# Examining rank sum test results to detect assumption violations

All the following results are provided as part of a rank sum test analysis.

#### Results for sample values:

<
• Normality tests:
• Although normality is not assumed for the rank sum test, departures from normality can suggest the presence of outliers in the data, or of dissimilar distributional shape. Conversely, if the populations from which the samples were drawn are in fact normally distributed, the unpaired two-sample t test may be a more powerful alternative to the rank sum test. The normality test will give an indication of whether the populations from which the samples were drawn appear to be normally distributed, but will not indicate the cause(s) of the nonnormality. The smaller the sample size, the less likely the normality test will be able to detect nonnormality.
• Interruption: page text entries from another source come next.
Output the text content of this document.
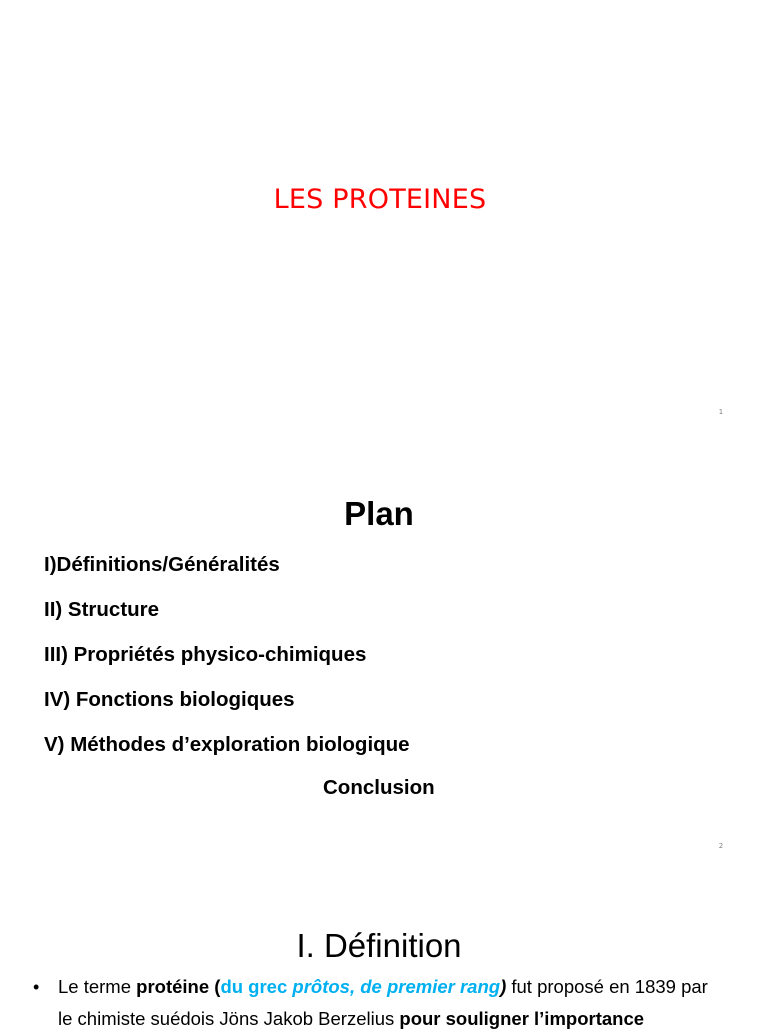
LES PROTEINES
1
Plan
I)Définitions/Généralités
II) Structure
III) Propriétés physico-chimiques
IV) Fonctions biologiques
V) Méthodes d’exploration biologique
Conclusion
2
I. Définition
• Le terme protéine (du grec prôtos, de premier rang) fut proposé en 1839 par le chimiste suédois Jöns Jakob Berzelius pour souligner l’importance
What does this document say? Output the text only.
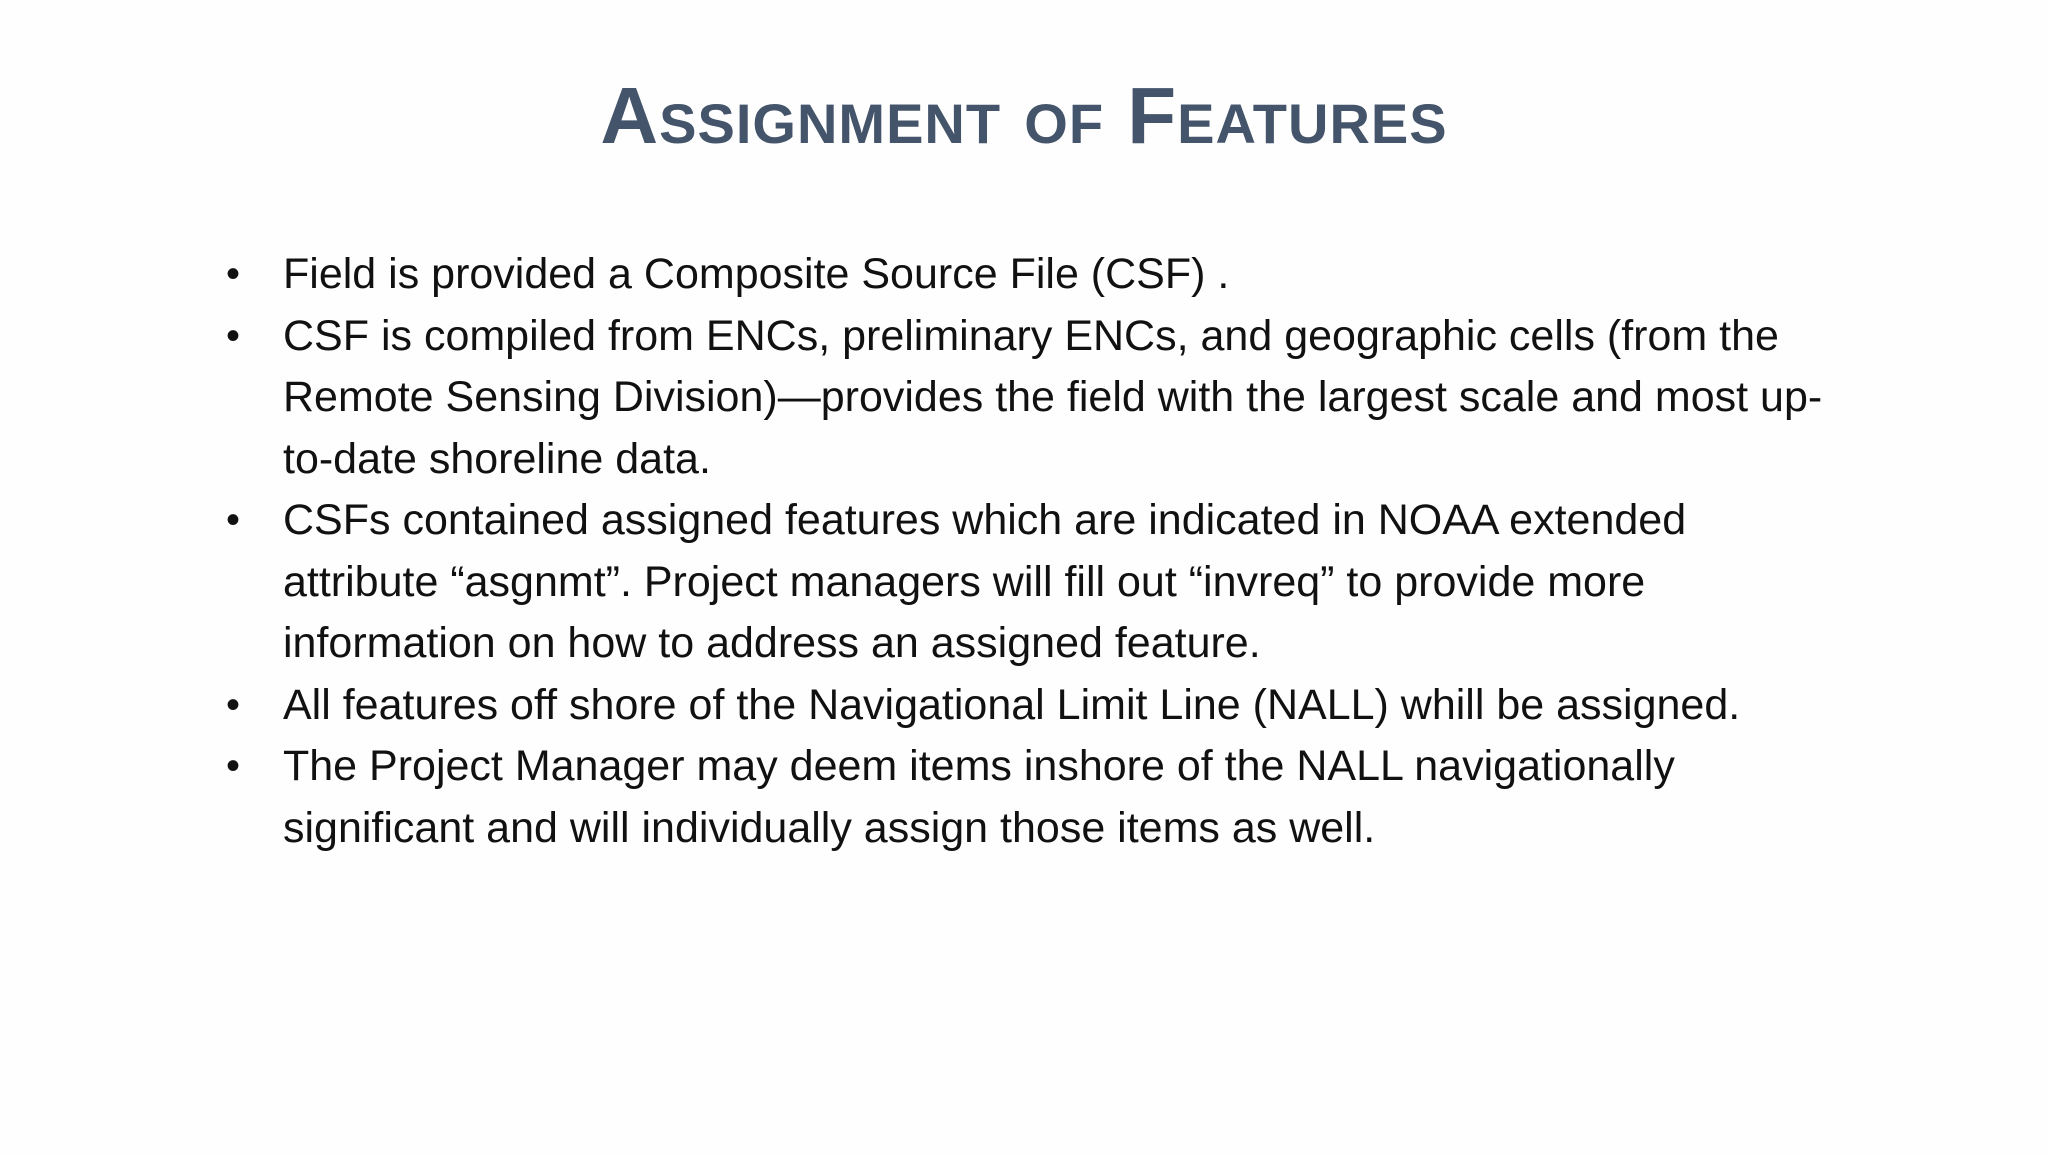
Assignment of Features
• Field is provided a Composite Source File (CSF) .
• CSF is compiled from ENCs, preliminary ENCs, and geographic cells (from the Remote Sensing Division)—provides the field with the largest scale and most up-to-date shoreline data.
• CSFs contained assigned features which are indicated in NOAA extended attribute “asgnmt”. Project managers will fill out “invreq” to provide more information on how to address an assigned feature.
• All features off shore of the Navigational Limit Line (NALL) whill be assigned.
• The Project Manager may deem items inshore of the NALL navigationally significant and will individually assign those items as well.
If the sample sizes are large enough for the normality test to correctly detect normality or nonnormality, differing results for the normality test when applied to the two samples (i.e., normality is rejected for only one of the samples) may indicate that the samples do not come from populations that differ only in location. In that situation, the possibility of dissimilar distributional shapes should be considered.
• Histograms:
• The histogram for each sample has a reference normal distribution curve for a normal distribution with the same mean and variance as the sample. This provides a reference for detecting gross nonnormality when the sample sizes are large. It may also help in judging whether the two histograms could come from the distributions (normal or not) with the same shape and dispersion. If the histograms for the two samples are dissimilar, then the possibility of dissimilar distributional shapes should be considered.
• Boxplots:
• Suspected outliers appear in a boxplot as individual points o or x outside the box. If these appear on both sides of the box, they suggest the possibility of a heavy-tailed distribution. If they appear on only one side, they also suggest the possibility of a skeweddistribution. Skewness is also suggested if the mean (+) does not lie on or near the central line of the boxplot, or if the central line of the boxplot does not evenly divide the box. Examples of these plots will help illustrate the various situations. If the boxplots for the two samples are dissimilar, then the possibility of dissimilar distributional shapes should be considered.
• Normal probability plot:
• For values sampled from a normal distribution, the normal probability plot, (normal Q-Q plot) has the points all lying on or near the straight line drawn through the middle half of the points. Scattered points lying away from the line are suspected outliers. Examples of these plots will help illustrate the various situations. If the normal probability plots for the two samples are dissimilar, then the possibility of dissimilar distributional shapes should be considered.